Are there any other techniques I can use? For example, I'm trying to determine is $C_4 X C_25$ is isomorphic to $C_{100}$.
 A: The main technique is the Chinese remainder theorem: $C_m \times C_n \cong C_{mn}$ when $\gcd(m,n)=1$, which follows directly from your two pieces of knowledge.
This gives at once that $C_4 \times C_{25}$ is isomorphic to $C_{100}$.
Using the Chinese remainder theorem repeatedly, you can decompose any direct product of several cyclic groups into a direct product of cyclic groups of prime-power order ($p$-groups); this is called the primary decomposition.
From the primary decomposition, you can reassemble the factors into the form $C_{d_1} \times C_{d_1} \times \cdots \times C_{d_n}$ with $d_1 \mid d_2 \mid \cdots \mid d_n$; this called the invariant factor decomposition.
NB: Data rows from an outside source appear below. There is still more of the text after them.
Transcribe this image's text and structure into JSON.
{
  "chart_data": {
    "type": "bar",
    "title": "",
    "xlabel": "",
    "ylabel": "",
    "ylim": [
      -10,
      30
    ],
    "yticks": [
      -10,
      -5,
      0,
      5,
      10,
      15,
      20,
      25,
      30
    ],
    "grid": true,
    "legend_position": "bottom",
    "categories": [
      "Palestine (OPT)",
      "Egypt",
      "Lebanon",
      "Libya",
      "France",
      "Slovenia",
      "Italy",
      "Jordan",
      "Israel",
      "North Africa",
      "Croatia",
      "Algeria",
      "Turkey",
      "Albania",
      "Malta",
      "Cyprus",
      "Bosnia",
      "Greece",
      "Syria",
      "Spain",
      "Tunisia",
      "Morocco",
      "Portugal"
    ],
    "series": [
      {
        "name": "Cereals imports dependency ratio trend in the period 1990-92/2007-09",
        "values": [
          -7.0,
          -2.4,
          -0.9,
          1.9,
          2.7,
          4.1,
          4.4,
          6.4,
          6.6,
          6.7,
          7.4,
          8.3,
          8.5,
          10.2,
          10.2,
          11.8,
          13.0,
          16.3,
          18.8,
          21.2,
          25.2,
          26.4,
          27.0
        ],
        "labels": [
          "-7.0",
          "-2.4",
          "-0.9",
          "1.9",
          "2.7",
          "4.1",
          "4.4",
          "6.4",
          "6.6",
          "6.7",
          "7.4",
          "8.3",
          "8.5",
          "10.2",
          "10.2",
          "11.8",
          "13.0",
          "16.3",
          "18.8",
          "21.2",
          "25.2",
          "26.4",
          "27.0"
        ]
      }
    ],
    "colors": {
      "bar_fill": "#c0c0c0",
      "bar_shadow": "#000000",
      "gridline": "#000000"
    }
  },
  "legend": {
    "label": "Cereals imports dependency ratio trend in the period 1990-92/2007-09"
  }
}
Both forms are canonical forms and two direct product of cyclic groups are isomorphic iff they have the same canonical forms.
All this is the easy part of the structure theorems for finite abelian groups. The hard part is proving that every finite abelian group is a direct product of cyclic groups. See Simple proof of the structure theorems for finite abelian groups. Uniqueness also takes some work.